World Market is an expensive but pretty cool gift shop I regrettably didn't discover until around Christmastime of last year. Considering how much crazy holiday stuff they had out, I just knew I'd missed some prime Halloweenery, and have spent a whole year waiting to see what they'll get in stock this season. Maybe I need better things to look forward to in my life, but fortunately, they did not disappoint.
World Market normally specializes in selling snacks, candies, alcoholic beverages and other gift items not usually stocked in the United States, with a special aisle for British candy, another for Japanese crap and so forth, hence "World Market." Halloween, however, is something only America really cares about, so a lot of the items here are home grown. Few are exclusive to this store, but they definitely made some great choices with what to stock.
First, we have these roughly fist-sized "Gummy Mummies," whose packaging is far cooler in every way than anything that could be contained within. Their plastic shells were pretty solid and could likely be used to store all sorts of neat things once the mummies have been consumed, like spare change or rubber bugs or maybe dryer lint. Yeah. I would definitely fill one of these mummies with dryer lint.

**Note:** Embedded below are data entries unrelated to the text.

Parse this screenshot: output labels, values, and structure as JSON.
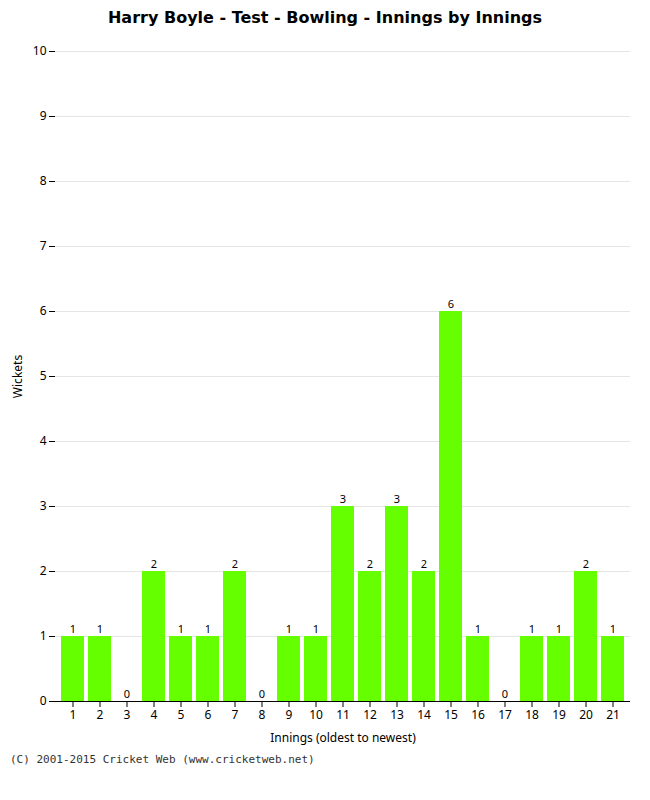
{
  "chart_data": {
    "type": "bar",
    "title": "Harry Boyle - Test - Bowling - Innings by Innings",
    "xlabel": "Innings (oldest to newest)",
    "ylabel": "Wickets",
    "categories": [
      1,
      2,
      3,
      4,
      5,
      6,
      7,
      8,
      9,
      10,
      11,
      12,
      13,
      14,
      15,
      16,
      17,
      18,
      19,
      20,
      21
    ],
    "values": [
      1,
      1,
      0,
      2,
      1,
      1,
      2,
      0,
      1,
      1,
      3,
      2,
      3,
      2,
      6,
      1,
      0,
      1,
      1,
      2,
      1
    ],
    "color": "#66ff00",
    "ylim": [
      0,
      10
    ],
    "yticks": [
      0,
      1,
      2,
      3,
      4,
      5,
      6,
      7,
      8,
      9,
      10
    ],
    "grid": true,
    "data_labels": true,
    "footer": "(C) 2001-2015 Cricket Web (www.cricketweb.net)"
  }
}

Gummy rats on individual rat trap packages in one giant rat trap bag. This is what Halloween is all about. This is what trick-or-treating exists for. When I was a kid I was lucky to get much more than tootsie rolls or lollipops; I commend any household who buys something this cleverly hideous to hand out to kids. I was really tempted to buy these, but we never get trick-or-treaters and I never really eat gummy candy, so I'd have only tacked one to the wall or refrigerator as decoration and let the rest of the bag gather dust.
Crunchy cheese puffs are another thing I rarely partake of, but maybe I'd be more tempted if they were always marketed as "skeleton bones." You know, as opposed to like, pineapple bones or something.
Alright. I've seen gummy worms marketed a lot of creative ways, but I don't think I've seen anything approaching this level of absurdity. "Nose worms" are not a thing. They are especially not a thing you just casually name a candy as if it's a reference to anything of any sort ever. I'm certain that less than a few hundred people in the world have ever heard, thought of or uttered the phrase "nose worms" until it spawned from the imagination of some mad confectioner whose mental processes run on their own special track. The kind of track where nose worm is a thing.
Moving away from edible materials for now, these little yarn ornaments seem to be a World Market original product. One is quite clearly a mummy, but the other is a little more vague. Whatever it is, its hair is pulled into two buns in the back, so it's possibly female. She carries a knife and her own face is heavily scarred and stitched up. I don't think this represents any kind of Halloween character other than some kind of murderous and possibly self-mutilating stalker, which is frankly adorable.
There's nothing really funny or amazing to say about these tall, skinny monster candles; they're just plain cool and I wanted to show them. I know somebody who might appreciate blue-faced Dracula candle, but my favorites are the dapper pumpkin guy and the mummy carrying a skull in its arms, among other nondescript objects. The owl is also pretty cool looking, though nothing about it explicitly says "Halloween." That's the funny thing about owls; they're widely presented as a "Halloween animal" but aren't necessarily macabre at all. Halloween owls could really stand to benefit from some distinguishingly Halloween characteristics, like blood pouring out of their beaks or axes in their heads.
Yeah, that would work. All Halloween owls should have axes in their heads, so we know they're not just regular owls.
Now these are really cool. This same exact skeleton, complete with the gold tooth, has been sold in various colors as various types of toy, but here it's been repurposed as a set of string lights. I'm really tempted to go back for a set of these. I've never seen skeleton string lights with completely dangly bodies before.
These skeleton dishes were fairly confusing at first glance, until we figured out that one is a joke on Edward Scissorhands. It kind of loses a little magic to realize there's a point, though it's still pretty bizarre to have a skeleton with giant, literal scissors for hands. I'm not sure what the other one is supposed to be, he's got three claw marks or possibly bangs over one eye...any guesses?
By now you may be wondering what, out of all these wonderful little treasures, I actually decided to spend my money on, and here you are. This 1.99 "Bag of Bugs" called out to me even over the shrieking siren's song of the Nose Worms. I have no intention of actually eating the bugs, even though I may eventually remove them from the cardboard header. That's what I paid for. That positively darling little cockroach head peeking out at us from under the words "bag of bugs." I may go so far as to put this in a protective plastic sheath and use it to label my actual bag of bugs, because I am someone with an actual bag of bugs.